Figures 6 and 7 show behavior of a vehicle with standard passive suspension system. Model need fine tuning and testing with sets of real suspension data. Our next experiment is to apply active suspension by detecting the bump and applying counter force, using actuators. Elements of the active suspension system are circled in Fig. 5. Signal is coming from the DAQ current sensor. It goes through delay block simulating DAQ electronics processing delay. Switch is used for the selection of the suspension mode of operation. After the switch, controlled force is applied to the actuator. Actuators should be placed on each wheal. Figure 8 shows displacements from the key locations when the active system is ON. When we compare vibrations shown on Fig. 7, when active suspension systems is OFF and the vibrations from the Fig. 8, when active suspension systems is ON, we can see that the shapes of the signals are similar, but the main difference is in the magnitude. With the active suspension displacements are 10 times smaller than without it. We assumed that the DAQ processing delay and actuator delay are in the range of ms. For quicker responses, i.e. less vibrations, we need shorter delays. It is interesting to mention here that sliding mode control uses inertial delay for active suspension with full car model [15]. On the other side quarter-car active suspension model is used for adaptive tracking control of vehicle suspensions with actuator saturations [7].

Fig. 8
figure 8

Displacements with active suspension engaged are for the order of magnitude smaller

Solar and thermal energy harvesting are already subjects of intensive research [16], but recovery of the energy dissipated while driving over the bumpy road, will be subject to another investigation. Modeling approach presented here gives us a powerful tool for that research as well. Instant power in mechanical systems is product of force and velocity.
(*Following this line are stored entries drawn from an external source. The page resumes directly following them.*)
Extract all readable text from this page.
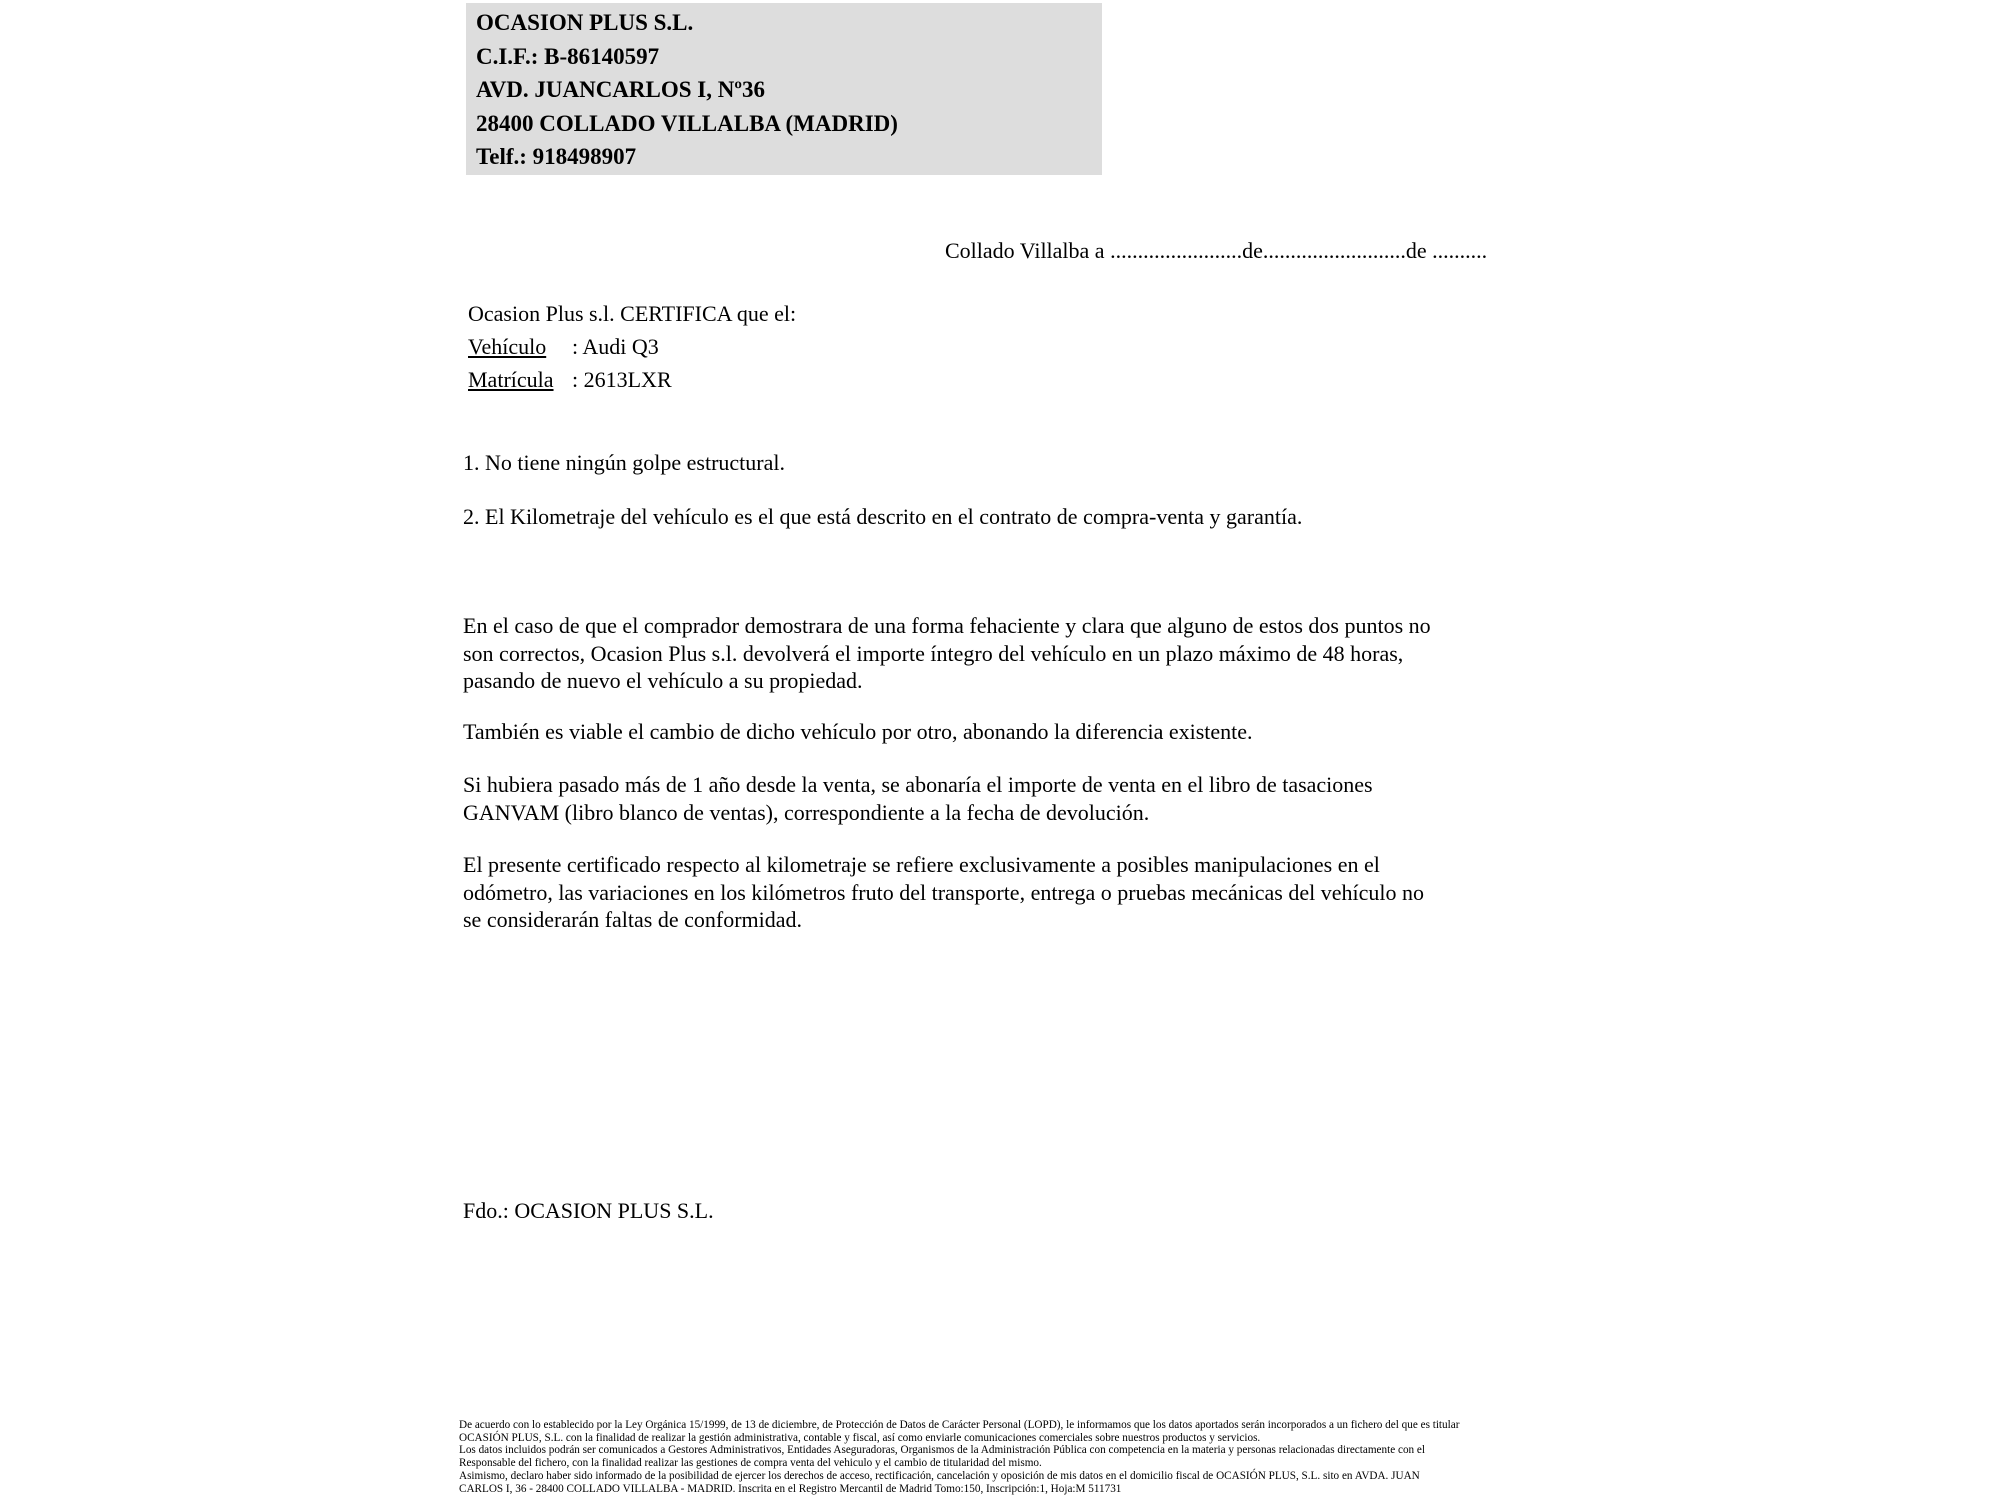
OCASION PLUS S.L.
C.I.F.: B-86140597
AVD. JUANCARLOS I, Nº36
28400 COLLADO VILLALBA (MADRID)
Telf.: 918498907
Collado Villalba a ........................de..........................de ..........
Ocasion Plus s.l. CERTIFICA que el:
Vehículo : Audi Q3
Matrícula : 2613LXR
1. No tiene ningún golpe estructural.
2. El Kilometraje del vehículo es el que está descrito en el contrato de compra-venta y garantía.
En el caso de que el comprador demostrara de una forma fehaciente y clara que alguno de estos dos puntos no
son correctos, Ocasion Plus s.l. devolverá el importe íntegro del vehículo en un plazo máximo de 48 horas,
pasando de nuevo el vehículo a su propiedad.
También es viable el cambio de dicho vehículo por otro, abonando la diferencia existente.
Si hubiera pasado más de 1 año desde la venta, se abonaría el importe de venta en el libro de tasaciones
GANVAM (libro blanco de ventas), correspondiente a la fecha de devolución.
El presente certificado respecto al kilometraje se refiere exclusivamente a posibles manipulaciones en el
odómetro, las variaciones en los kilómetros fruto del transporte, entrega o pruebas mecánicas del vehículo no
se considerarán faltas de conformidad.
Fdo.: OCASION PLUS S.L.
De acuerdo con lo establecido por la Ley Orgánica 15/1999, de 13 de diciembre, de Protección de Datos de Carácter Personal (LOPD), le informamos que los datos aportados serán incorporados a un fichero del que es titular
OCASIÓN PLUS, S.L. con la finalidad de realizar la gestión administrativa, contable y fiscal, así como enviarle comunicaciones comerciales sobre nuestros productos y servicios.
Los datos incluidos podrán ser comunicados a Gestores Administrativos, Entidades Aseguradoras, Organismos de la Administración Pública con competencia en la materia y personas relacionadas directamente con el
Responsable del fichero, con la finalidad realizar las gestiones de compra venta del vehiculo y el cambio de titularidad del mismo.
Asimismo, declaro haber sido informado de la posibilidad de ejercer los derechos de acceso, rectificación, cancelación y oposición de mis datos en el domicilio fiscal de OCASIÓN PLUS, S.L. sito en AVDA. JUAN
CARLOS I, 36 - 28400 COLLADO VILLALBA - MADRID. Inscrita en el Registro Mercantil de Madrid Tomo:150, Inscripción:1, Hoja:M 511731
Power from any location on the vehicle body, can easily be calculated and presented for the investigation [10]. Power generated as result of the driving over the road bump, from front and from the back of the vehicle is shown in Fig. 9a.

Fig. 9
figure 9

a Power generated by riding over a road bump b Vehicle vibration lab test rig

Figure 9b shows School of engineering vehicle vibration lab test rig. It will be used for further research and our modeling and simulation methodology evaluation, ride comfort studies and power harvesting.

5 Conclusion

Engineering systems’ modeling using physical networks’ is a new approach with widespread potential. Vehicle suspension systems, which include various physical systems, can easily be represented by electrical circuits’ models. This modeling approach covers both passive and active systems. Active systems design is based on the latest development in sensing and actuation technology. Model enables investigations with simulated dips, or bumps on the road. Various scenarios can easily be examined, with, or without active suspension engaged. Further investigations will be realized by conducted hardware in the loop testing and tuning in the RMIT University vibration lab. Flat ride is important for driver operated vehicle, but probably even more for autonomous vehicles where passengers develop loss of controllability experience.